A different result was reached by the United States Court of Appeals of the Tenth Circuit in the case of Blau v. United States (1950), 180 F.2d 103, and the conflict of this decision with the two we have just reviewed was given by the United States Supreme Court as one of the reasons it granted certiorari in the Blau case. (Blau v. United States (1950), 340 U.S. 159 [71 S.Ct. 223, 95 L.Ed. -].) The case follows the familiar pattern. Patricia Blau had been found guilty of contempt because, when called as a witness before a federal grand jury, and then before the federal judge, she refused to answer questions concerning her knowledge of the officers, etc. of the Communist Party of Colorado. The contempt judgment was reversed by the federal Supreme Court, the reasons for the reversal being set forth in one paragraph (95 L.Ed.-): “At the time petitioner was called before the grand jury, the Smith Act was on the statute books making it a crime among other things to advocate knowingly the desirability of overthrow of the Government by force or violence; to organize or help to organize any society or group which teaches, advocates or encourages such overthrow of the Government; or to be or become a member of such a group with knowledge of its purposes. These provisions made future prosecution of petitioner far more than ‘a mere imaginary possibility . . Mason v. United States, 244 U.S. 362, 366 [37 S.Ct. 621, 61 L.Ed. 1198]; she reasonably could fear that criminal charges might be brought against her if she admitted employment by the Communist Party or intimate knowledge of its workings. Whether such admissions by themselves would support a conviction under a criminal statute is immaterial.
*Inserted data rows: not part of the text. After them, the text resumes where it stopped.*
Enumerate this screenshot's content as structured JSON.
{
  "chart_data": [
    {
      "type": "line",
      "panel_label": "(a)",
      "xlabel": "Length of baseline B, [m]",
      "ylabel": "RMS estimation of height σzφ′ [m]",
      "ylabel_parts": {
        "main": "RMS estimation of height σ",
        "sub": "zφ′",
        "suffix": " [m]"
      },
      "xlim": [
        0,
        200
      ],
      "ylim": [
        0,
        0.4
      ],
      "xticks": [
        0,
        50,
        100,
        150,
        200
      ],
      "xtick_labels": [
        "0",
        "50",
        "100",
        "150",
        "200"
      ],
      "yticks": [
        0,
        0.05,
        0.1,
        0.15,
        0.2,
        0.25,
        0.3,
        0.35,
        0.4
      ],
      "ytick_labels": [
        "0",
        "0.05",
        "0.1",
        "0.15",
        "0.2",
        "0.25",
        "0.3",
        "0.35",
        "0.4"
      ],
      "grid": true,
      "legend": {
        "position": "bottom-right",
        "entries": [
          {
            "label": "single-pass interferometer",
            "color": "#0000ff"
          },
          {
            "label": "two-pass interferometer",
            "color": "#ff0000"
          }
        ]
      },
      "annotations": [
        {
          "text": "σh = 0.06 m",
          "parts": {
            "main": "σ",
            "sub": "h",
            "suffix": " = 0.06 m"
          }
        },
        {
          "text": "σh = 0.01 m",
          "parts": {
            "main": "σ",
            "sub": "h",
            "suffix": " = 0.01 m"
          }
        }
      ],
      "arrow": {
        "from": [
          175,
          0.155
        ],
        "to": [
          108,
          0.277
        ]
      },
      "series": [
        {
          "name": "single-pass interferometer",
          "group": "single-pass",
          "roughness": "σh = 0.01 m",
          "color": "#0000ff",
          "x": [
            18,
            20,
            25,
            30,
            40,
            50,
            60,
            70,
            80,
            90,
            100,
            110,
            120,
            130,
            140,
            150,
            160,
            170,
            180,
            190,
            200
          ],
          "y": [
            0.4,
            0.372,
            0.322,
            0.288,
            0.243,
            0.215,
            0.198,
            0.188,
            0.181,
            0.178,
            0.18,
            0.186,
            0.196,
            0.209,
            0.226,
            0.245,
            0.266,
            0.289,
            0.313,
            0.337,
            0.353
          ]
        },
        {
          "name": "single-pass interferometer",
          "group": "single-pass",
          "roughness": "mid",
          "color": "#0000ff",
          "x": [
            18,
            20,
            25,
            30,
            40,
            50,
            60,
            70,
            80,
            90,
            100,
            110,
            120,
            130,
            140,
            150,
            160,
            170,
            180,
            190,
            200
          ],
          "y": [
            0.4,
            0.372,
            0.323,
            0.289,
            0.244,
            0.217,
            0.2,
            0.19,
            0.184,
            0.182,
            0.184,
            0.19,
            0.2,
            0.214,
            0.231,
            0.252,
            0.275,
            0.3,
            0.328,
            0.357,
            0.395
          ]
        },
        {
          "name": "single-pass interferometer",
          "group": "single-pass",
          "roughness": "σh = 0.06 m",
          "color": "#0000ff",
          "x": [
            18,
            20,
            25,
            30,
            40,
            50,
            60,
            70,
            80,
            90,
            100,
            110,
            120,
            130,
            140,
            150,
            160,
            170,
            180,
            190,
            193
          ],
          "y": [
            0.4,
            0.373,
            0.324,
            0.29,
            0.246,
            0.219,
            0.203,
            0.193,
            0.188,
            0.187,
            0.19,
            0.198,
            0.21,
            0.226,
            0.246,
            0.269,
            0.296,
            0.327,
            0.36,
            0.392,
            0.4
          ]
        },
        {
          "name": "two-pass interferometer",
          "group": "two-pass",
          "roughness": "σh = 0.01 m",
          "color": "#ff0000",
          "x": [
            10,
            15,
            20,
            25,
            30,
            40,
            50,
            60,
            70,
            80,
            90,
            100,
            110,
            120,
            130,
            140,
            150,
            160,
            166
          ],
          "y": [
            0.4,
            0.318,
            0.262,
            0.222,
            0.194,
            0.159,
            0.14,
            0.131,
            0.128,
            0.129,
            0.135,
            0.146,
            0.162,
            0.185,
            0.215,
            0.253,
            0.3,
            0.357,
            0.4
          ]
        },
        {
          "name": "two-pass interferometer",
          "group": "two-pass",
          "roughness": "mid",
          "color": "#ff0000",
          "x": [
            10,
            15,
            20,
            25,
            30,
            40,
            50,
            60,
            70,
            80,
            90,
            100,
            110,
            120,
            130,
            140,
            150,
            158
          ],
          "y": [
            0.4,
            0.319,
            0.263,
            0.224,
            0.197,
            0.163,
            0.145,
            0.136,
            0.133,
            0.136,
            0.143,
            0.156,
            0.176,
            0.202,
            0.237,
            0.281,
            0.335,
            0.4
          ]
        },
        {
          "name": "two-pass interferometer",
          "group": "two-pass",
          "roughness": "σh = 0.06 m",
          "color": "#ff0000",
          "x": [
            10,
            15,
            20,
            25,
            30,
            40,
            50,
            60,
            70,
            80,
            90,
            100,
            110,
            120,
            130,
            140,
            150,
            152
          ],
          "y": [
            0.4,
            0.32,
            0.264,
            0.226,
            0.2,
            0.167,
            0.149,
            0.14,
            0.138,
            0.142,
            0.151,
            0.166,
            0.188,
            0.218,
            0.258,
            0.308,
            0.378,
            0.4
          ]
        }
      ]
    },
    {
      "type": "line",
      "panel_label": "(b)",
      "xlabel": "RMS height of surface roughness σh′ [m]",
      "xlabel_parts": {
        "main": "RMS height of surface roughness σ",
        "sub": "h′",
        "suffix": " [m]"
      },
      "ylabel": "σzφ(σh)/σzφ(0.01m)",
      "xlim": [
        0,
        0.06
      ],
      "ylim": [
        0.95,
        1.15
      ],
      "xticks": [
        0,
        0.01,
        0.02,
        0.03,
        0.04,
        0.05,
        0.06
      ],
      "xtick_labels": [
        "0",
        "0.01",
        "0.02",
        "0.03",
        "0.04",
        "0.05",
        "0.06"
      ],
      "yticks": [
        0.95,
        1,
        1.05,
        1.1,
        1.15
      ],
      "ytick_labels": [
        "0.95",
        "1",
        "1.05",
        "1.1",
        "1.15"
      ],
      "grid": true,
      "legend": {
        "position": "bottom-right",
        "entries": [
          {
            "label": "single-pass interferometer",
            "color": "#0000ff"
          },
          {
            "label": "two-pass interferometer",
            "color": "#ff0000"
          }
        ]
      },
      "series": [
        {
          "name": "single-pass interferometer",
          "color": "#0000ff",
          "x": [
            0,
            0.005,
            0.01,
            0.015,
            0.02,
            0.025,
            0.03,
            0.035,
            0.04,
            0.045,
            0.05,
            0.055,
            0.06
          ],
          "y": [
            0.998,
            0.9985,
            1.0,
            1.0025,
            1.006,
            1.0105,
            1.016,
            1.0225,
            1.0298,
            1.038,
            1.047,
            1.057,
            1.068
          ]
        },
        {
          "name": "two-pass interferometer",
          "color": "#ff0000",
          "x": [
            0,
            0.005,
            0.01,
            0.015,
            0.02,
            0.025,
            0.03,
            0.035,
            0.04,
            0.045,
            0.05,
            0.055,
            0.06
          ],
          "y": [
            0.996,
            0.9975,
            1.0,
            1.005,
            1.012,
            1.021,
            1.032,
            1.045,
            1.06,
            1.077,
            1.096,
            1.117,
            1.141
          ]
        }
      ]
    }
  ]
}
Answers to the questions asked by the grand jury would have furnished a link in the chain of evidence needed in a prosecution of petitioner for violation of (or conspiracy to violate) the Smith Act. Prior decisions of this court have clearly established that under such circumstances, the Constitution gives a witness the privilege of remaining silent. The attempt by the courts below to compel petitioner to testify runs counter to the Fifth Amendment as it has been interpreted from the beginning. ”
*968In view of the conclusion we have reached, no good would be served by an expression of any views we may have upon the other attacks made upon the ordinance.
For the reasons given, the judgments appealed from are affirmed.
Shaw, P. J., and Stephens, J., concurred.
Appellant’s petition for a rehearing was denied March 27, 1951.